You've probably already developed an answer for this but if not, here's some notes from an erosion problem I've been working on.

You can dig a swale "near" your home foundation depending on how deep it is, how the water is sloped, volume of flowing water, and what is down stream. Key objective is to move water away from the house rather than holding it. Never retain any water near foundation or behind retaining wall unless it is in a container (like a pond liner or tub.)

Start working up stream in the watershed. That might mean capturing and diverting all roof water so you decrease volume around foundation. Then use small trench sloping water away from house. This is how I solved a pooling problem around the front of my house -- don't have full rainwater catchment, but did clear the gutter so water would move away from impacted area.

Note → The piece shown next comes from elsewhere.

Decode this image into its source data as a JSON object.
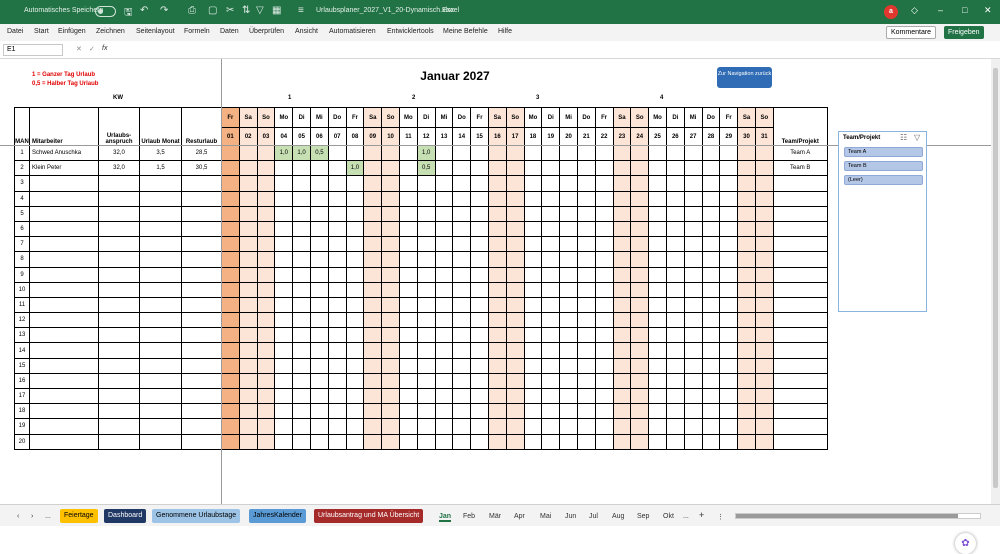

Behind my house I have erosion 4 feet from the foundation in one area about 16 feet long. Below that is a 20 to 25 foot hill with retaining wall at bottom. Top of the hill I raised the soil near the foundation by 12 inches, sloped away from the house at about 10 degrees with a small trench top of hill. Back side of that trench is silt fence and tiny rock wall that I used so I could build up soil. Near house was seeded with grass, trench swale and berm with a cover crop.

Here's a picture a week or so after finishing the back. Objective was to restore hill while slowing water down before going down larger hill ...


Front design was different but a picture can't really show the slope. It's also covered with clover and wheat now.

Both required me to clear drain pipes, raise elevation near foundation, and direct water away from house. My harvesting happens further away in garden area, or small mulch pits in front of shrubbery away from house. Harvesting rainwater near your foundation is always a bad idea, but using swales to move water away from your house is smart management.